Peabody: *fires a shotgun* Take that, you mutatin' son of a bitch!
And before that:
Marty: Uh...excuse me? (points behind him awkwardly) Sorry about your barn. (BANG from shotgun, Marty stumbles back and trips)
And before THAT, the timejump from 1985 to 1955. Crashing into a scarecrow? Funny. Marty screaming at the scarecrow, noticing he's about to crash into a barn, then starting screaming AGAIN? Hysterical.
When Marty and 1955 Doc go looking for Marty's father.
Doc: Now, which one's your pop?
Marty: (with a grimaced expression, raises his arm, one finger pointed off camera. Doc looks) That's him.
(scene then cuts to Biff's gang surrounding George, mercilessly kicking him as George cheerfully tries to go along with it and begs them to stop, due to a piece of paper taped to his back reading "KICK ME")
Doc: (with a somber expression on his face) Maybe you were adopted...
(Strickland walks in as Biff's gang leave George a wreck.)
Marty: Hey, that's Strickland! Je-sus, didn't that guy ever have hair?
Strickland: Shape up, man! [tears the "Kick Me" sheet off George's back] You're a slacker! Do you want to be a slacker for the rest of your life?
Doc: (dumbfounded) What did your mother ever see in that kid?
Marty: I don't know, Doc. I guess she felt sorry for him when her dad hit him with the car....hit me with the car. (rubs bump on the back of his head)
And Marty (understandably) freaking out at the car vanishing is hilarious to watch:
Marty: Jesus Christ. Jesus Christ, Doc, you disintegrated Einstein!
Doc: Calm down, Marty. I didn't disintegrate anything. The molecular structure of both Einstein and the car are completely intact!
Marty: ...THEN WHERE THE HELL ARE THEY?!
Doc: The appropriate question is, "When the hell are they?" You see, Einstein has just become the world's first time traveler! I sent him into the future! One minute into the future to be exact! And at precisely 1:21 a.m. and zero seconds, we shall catch up with him and the time machine.
Marty:(beat)...Wait a minute. Wait a minute, Doc. Ah...Are you telling me you built a time machine...out of a DeLorean?!
Doc: The way I see it, if you're gonna build a car into a time machine, why not do it with some style?
Marty McFly first meets his mother as an attractive teenage girl — and immediately experiences a mini-Oedipal breakdown, not helped by the fact that she's obviously into him:
Marty: You're my muhh... you're my muhh...
Lorraine: My name is Lorraine. Lorraine Baines.
Marty: (with an audible squeak) Yeah!... but you're hooonote hot... you're so hoooaah, you're so... thin!
In the process of this, Marty backs off as his mother, completely unaware, makes her advances, before she gets so close that he ends up falling off the bed. Then, Marty's jeans are thrown back at him whereby he falls over trying to put them on.
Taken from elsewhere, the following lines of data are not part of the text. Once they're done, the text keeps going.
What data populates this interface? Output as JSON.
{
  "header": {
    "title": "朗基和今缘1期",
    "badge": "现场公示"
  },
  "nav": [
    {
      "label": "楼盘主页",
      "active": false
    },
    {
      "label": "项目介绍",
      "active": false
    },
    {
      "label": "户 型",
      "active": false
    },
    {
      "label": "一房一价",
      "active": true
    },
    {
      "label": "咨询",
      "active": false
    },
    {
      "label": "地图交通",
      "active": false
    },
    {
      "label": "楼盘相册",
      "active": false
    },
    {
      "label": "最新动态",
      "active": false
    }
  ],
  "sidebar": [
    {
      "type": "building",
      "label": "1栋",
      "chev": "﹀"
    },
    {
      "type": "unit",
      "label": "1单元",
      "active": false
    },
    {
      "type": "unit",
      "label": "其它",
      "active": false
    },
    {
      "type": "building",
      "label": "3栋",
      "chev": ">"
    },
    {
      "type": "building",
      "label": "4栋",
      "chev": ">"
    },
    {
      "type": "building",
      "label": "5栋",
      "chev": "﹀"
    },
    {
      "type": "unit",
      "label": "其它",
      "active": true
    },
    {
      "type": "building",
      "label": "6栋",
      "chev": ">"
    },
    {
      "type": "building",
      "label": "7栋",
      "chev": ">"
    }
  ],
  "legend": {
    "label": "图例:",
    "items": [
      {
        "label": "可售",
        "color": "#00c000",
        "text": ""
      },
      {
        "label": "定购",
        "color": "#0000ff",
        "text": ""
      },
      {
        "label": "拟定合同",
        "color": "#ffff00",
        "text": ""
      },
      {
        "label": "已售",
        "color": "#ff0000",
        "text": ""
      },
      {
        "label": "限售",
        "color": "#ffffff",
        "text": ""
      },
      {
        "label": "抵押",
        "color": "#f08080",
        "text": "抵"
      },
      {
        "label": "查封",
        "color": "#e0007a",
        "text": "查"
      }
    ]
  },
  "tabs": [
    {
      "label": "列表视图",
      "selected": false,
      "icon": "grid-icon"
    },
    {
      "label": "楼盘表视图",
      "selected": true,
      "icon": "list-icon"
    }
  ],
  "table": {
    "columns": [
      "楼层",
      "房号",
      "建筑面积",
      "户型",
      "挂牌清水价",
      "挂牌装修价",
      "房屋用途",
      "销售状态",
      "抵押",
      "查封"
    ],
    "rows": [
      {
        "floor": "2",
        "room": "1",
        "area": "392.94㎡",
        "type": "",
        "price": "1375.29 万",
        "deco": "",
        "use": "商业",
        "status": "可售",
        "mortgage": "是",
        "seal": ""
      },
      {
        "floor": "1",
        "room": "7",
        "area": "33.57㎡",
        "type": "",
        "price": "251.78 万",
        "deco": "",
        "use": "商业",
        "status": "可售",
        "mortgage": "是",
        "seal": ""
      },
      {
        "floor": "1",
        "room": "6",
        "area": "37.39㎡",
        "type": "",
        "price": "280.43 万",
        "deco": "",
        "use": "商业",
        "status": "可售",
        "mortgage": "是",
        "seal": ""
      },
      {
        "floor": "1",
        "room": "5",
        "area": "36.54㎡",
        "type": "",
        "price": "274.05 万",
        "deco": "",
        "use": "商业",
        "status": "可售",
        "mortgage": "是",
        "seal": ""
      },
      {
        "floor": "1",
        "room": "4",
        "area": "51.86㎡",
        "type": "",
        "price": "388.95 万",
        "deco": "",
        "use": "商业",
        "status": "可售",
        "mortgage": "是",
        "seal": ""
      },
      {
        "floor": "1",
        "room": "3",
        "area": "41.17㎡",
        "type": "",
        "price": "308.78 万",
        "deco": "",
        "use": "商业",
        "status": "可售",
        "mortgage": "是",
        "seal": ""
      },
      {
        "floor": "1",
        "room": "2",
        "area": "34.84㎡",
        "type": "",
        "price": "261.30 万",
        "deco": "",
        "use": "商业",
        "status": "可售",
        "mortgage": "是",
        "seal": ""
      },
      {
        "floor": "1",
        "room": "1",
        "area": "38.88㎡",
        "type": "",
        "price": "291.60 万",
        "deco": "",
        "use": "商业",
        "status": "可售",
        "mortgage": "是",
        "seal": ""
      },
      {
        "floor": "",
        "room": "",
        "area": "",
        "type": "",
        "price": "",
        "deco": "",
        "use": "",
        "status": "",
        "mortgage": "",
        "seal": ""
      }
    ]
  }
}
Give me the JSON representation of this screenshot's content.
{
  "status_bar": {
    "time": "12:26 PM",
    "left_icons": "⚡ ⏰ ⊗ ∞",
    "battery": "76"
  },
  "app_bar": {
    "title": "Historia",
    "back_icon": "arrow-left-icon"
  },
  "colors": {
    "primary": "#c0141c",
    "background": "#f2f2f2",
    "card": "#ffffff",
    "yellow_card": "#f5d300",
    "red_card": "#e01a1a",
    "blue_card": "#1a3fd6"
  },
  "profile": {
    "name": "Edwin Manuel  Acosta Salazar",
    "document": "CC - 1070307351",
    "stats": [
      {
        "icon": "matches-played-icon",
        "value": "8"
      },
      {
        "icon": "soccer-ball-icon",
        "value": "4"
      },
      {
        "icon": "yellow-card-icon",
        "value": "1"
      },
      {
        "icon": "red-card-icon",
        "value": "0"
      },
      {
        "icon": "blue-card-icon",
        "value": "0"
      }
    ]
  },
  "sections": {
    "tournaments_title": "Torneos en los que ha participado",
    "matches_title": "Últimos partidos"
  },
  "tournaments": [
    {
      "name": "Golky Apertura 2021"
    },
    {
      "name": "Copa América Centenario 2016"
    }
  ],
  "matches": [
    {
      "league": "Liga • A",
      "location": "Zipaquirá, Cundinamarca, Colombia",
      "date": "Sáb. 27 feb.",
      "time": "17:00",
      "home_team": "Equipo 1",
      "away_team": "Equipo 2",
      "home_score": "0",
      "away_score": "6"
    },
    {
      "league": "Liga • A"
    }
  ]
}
Lorraine's never seen purple underwear before. What's even more creepy yet still funny is the fact that Lorraine reads his name as Calvin Klein because she looked at his underwear.
This also leaves the viewer wondering why the hell Marty wasn't wearing his pants in the first place. Knowing that maybe SHE took them off makes the situation even more hilariously creepy.
When Biff and his gang are about to slam into the manure truck, they all shout in unison, "SHIIIIIIIIIIIIT!!"
And afterwards, when Goldie Wilson reaches the car, he takes one sniff and his reaction is one of "Whoo! That is disgusting!"
Not to mention Marty using a Walkman with a Van Halen tape as an Agony Beam, and in the extended version of the scene (available on the 25th anniversary DVD) passing off a hairdryer as a brain-melting gun. And the Brick Joke that Marty knocks George out with chloroform, and in the next scene George says he missed school because he overslept.
Marty's little comment after he tries to get George to ask Lorraine out.
Marty: Jesus, George, It's a wonder I was even born. George: What?
Marty finally meets his Uncle Joey, the future jailbird, who is still a baby at this point in time:
"So you're my uncle Joey. [taps the bars on the side of Joey's crib] Better get used to these bars, kid."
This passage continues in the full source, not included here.